Литмир - Электронная Библиотека

– Кто у кого опыт перенимал? – улыбнувшись, спросил маршал.

– Не знаю, – ответил генерал армии. – Только оперативные группы я еще под Тихвином использовал. Может быть, немцы тогда и переняли…

– Учишь немца, как воевать, – проворчал Ворошилов шутливо. – Давай дальше, начштаба…

– Вскоре в районе Спасской Полисти, – продолжал Стельмах, – появилась бригада «Кехлинг». Она объединилась с другими частями и получила название группы «Хенике». Здесь же действует бригада «Шедес» и 21-я пехотная дивизия. Любань прикрывают группа «Бассе» и 254-я пехотная дивизия. На левом фланге фронта, с юга, против 52-й армии действуют 126-я пехотная и 285-я охранная дивизии, а также группа «Яшке». Последняя создана на базе 20-й моторизованной дивизии. На западе на базе корпусного штаба создана группа «Герцог». Группы постоянно растут. Кроме того, против Второй Ударной немцы бросили едва ли не всех своих европейских лакеев.

– Как это? – спросил Ворошилов.

– В районе Любани и Спасской Полисти воюют испанцы-франкисты из 25-й, «Голубой дивизии». Прибыли легионы бельгийских фашистов – «Фландрия», голландских – «Нидерланды», а также отряды норвежцев-квислинговцев. Есть и подразделения эстонских националистов, польские солдаты под присмотром немецких офицеров. Их пропаганда старается изобразить этот «интернационал» как крестовый поход Европы против большевиков.

– В задницу бы им всем этот крест! – сказал Ворошилов.

– Не возражаю, – отозвался Мерецков.

– Пока противник не имеет преимущества в живой силе, и пушек у нас побольше.

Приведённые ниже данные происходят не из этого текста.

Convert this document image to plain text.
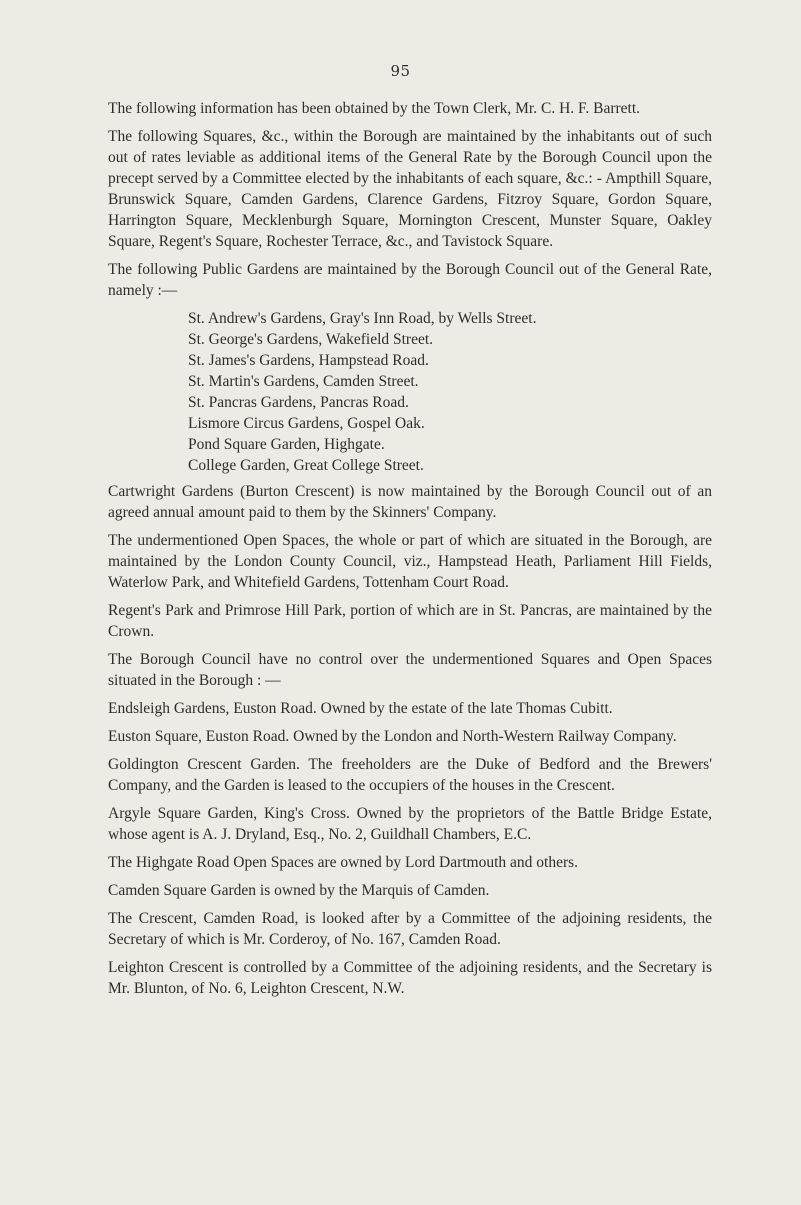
95

The following information has been obtained by the Town Clerk, Mr. C. H. F. Barrett.

The following Squares, &c., within the Borough are maintained by the inhabitants out of such out of rates leviable as additional items of the General Rate by the Borough Council upon the precept served by a Committee elected by the inhabitants of each square, &c.: - Ampthill Square, Brunswick Square, Camden Gardens, Clarence Gardens, Fitzroy Square, Gordon Square, Harrington Square, Mecklenburgh Square, Mornington Crescent, Munster Square, Oakley Square, Regent's Square, Rochester Terrace, &c., and Tavistock Square.

The following Public Gardens are maintained by the Borough Council out of the General Rate, namely :—

St. Andrew's Gardens, Gray's Inn Road, by Wells Street.
St. George's Gardens, Wakefield Street.
St. James's Gardens, Hampstead Road.
St. Martin's Gardens, Camden Street.
St. Pancras Gardens, Pancras Road.
Lismore Circus Gardens, Gospel Oak.
Pond Square Garden, Highgate.
College Garden, Great College Street.

Cartwright Gardens (Burton Crescent) is now maintained by the Borough Council out of an agreed annual amount paid to them by the Skinners' Company.

The undermentioned Open Spaces, the whole or part of which are situated in the Borough, are maintained by the London County Council, viz., Hampstead Heath, Parliament Hill Fields, Waterlow Park, and Whitefield Gardens, Tottenham Court Road.

Regent's Park and Primrose Hill Park, portion of which are in St. Pancras, are maintained by the Crown.

The Borough Council have no control over the undermentioned Squares and Open Spaces situated in the Borough : —

Endsleigh Gardens, Euston Road. Owned by the estate of the late Thomas Cubitt.

Euston Square, Euston Road. Owned by the London and North-Western Railway Company.

Goldington Crescent Garden. The freeholders are the Duke of Bedford and the Brewers' Company, and the Garden is leased to the occupiers of the houses in the Crescent.

Argyle Square Garden, King's Cross. Owned by the proprietors of the Battle Bridge Estate, whose agent is A. J. Dryland, Esq., No. 2, Guildhall Chambers, E.C.

The Highgate Road Open Spaces are owned by Lord Dartmouth and others.

Camden Square Garden is owned by the Marquis of Camden.

The Crescent, Camden Road, is looked after by a Committee of the adjoining residents, the Secretary of which is Mr. Corderoy, of No. 167, Camden Road.

Leighton Crescent is controlled by a Committee of the adjoining residents, and the Secretary is Mr. Blunton, of No. 6, Leighton Crescent, N.W.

Но гитлеровцы обладают большими запасами мин и снарядов, подвоз к войскам у них не затруднен, все железные дороги в руках у немцев. Мы же не в состоянии соперничать с противником в создании артиллерийской минометной плотности огня. Где там! Каждый снаряд на счету! Но главная опасность и главная наша забота – немецкая авиация. Она буквально терроризирует стрелковые части, особенно кавалерию, ей ведь не укрыться так, как пехоте.

Стельмах замолчал.

Ворошилов вдруг резко поднялся и направился к двери.

– Поехали, – на ходу бросил он Мерецкову.

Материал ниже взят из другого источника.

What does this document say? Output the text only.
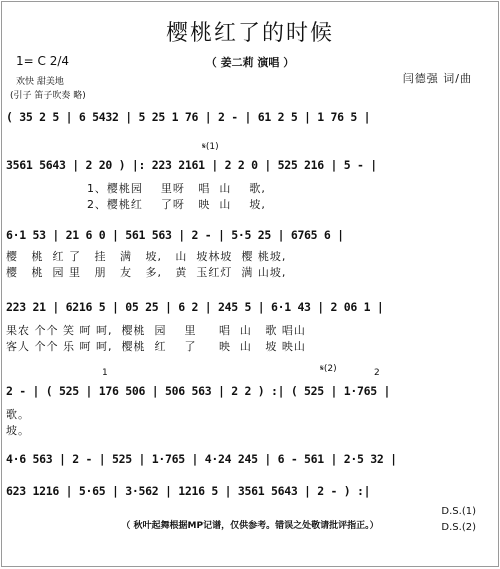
樱桃红了的时候
（ 姜二莉 演唱 ）
1= C 2/4
欢快 甜美地
(引子 笛子吹奏 略)
闫德强 词/曲
( 35 2 5 | 6 5432 | 5 25 1 76 | 2 - | 61 2 5 | 1 76 5 |
𝄋(1)
3561 5643 | 2 20 ) |: 223 2161 | 2 2 0 | 525 216 | 5 - |
1、樱桃园    里呀   唱  山    歌,
2、樱桃红    了呀   映  山    坡,
6·1 53 | 21 6 0 | 561 563 | 2 - | 5·5 25 | 6765 6 |
樱   桃  红 了   挂   满   坡,   山  坡林坡  樱 桃坡,
樱   桃  园 里   朋   友   多,   黄  玉红灯  满 山坡,
223 21 | 6216 5 | 05 25 | 6 2 | 245 5 | 6·1 43 | 2 06 1 |
果农 个个 笑 呵 呵,  樱桃  园    里     唱  山   歌 唱山
客人 个个 乐 呵 呵,  樱桃  红    了     映  山   坡 映山
1	𝄋(2)	2
2 - | ( 525 | 176 506 | 506 563 | 2 2 ) :| ( 525 | 1·765 |
歌。
坡。
4·6 563 | 2 - | 525 | 1·765 | 4·24 245 | 6 - 561 | 2·5 32 |
623 1216 | 5·65 | 3·562 | 1216 5 | 3561 5643 | 2 - ) :|
D.S.(1)
（ 秋叶起舞根据MP记谱，仅供参考。错误之处敬请批评指正。）	D.S.(2)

– Куда, Климент Ефремович?

– Во Вторую Ударную, – ответил маршал.

31

Вальтера Гиллебранда вызывали в Берлин.

Шварца начинало уже беспокоить странное равнодушие руководства абвера к факту его возвращения с той стороны. Хотя формально Шварц был придан абверкоманде-104 и в оперативном отношении подчинялся подполковнику Шиммелю, тем не менее его статус разведчика был довольно высоким, и берлинское начальство всегда предпочитало услышать доклад Гиллебранда от него лично.

В то же время, нащупав источник информации о спешно подготавливаемой в группе армий «Север» химической атаке против Ленинграда, Гиллебранд не торопился в Берлин, стремясь на месте собрать необходимые сведения.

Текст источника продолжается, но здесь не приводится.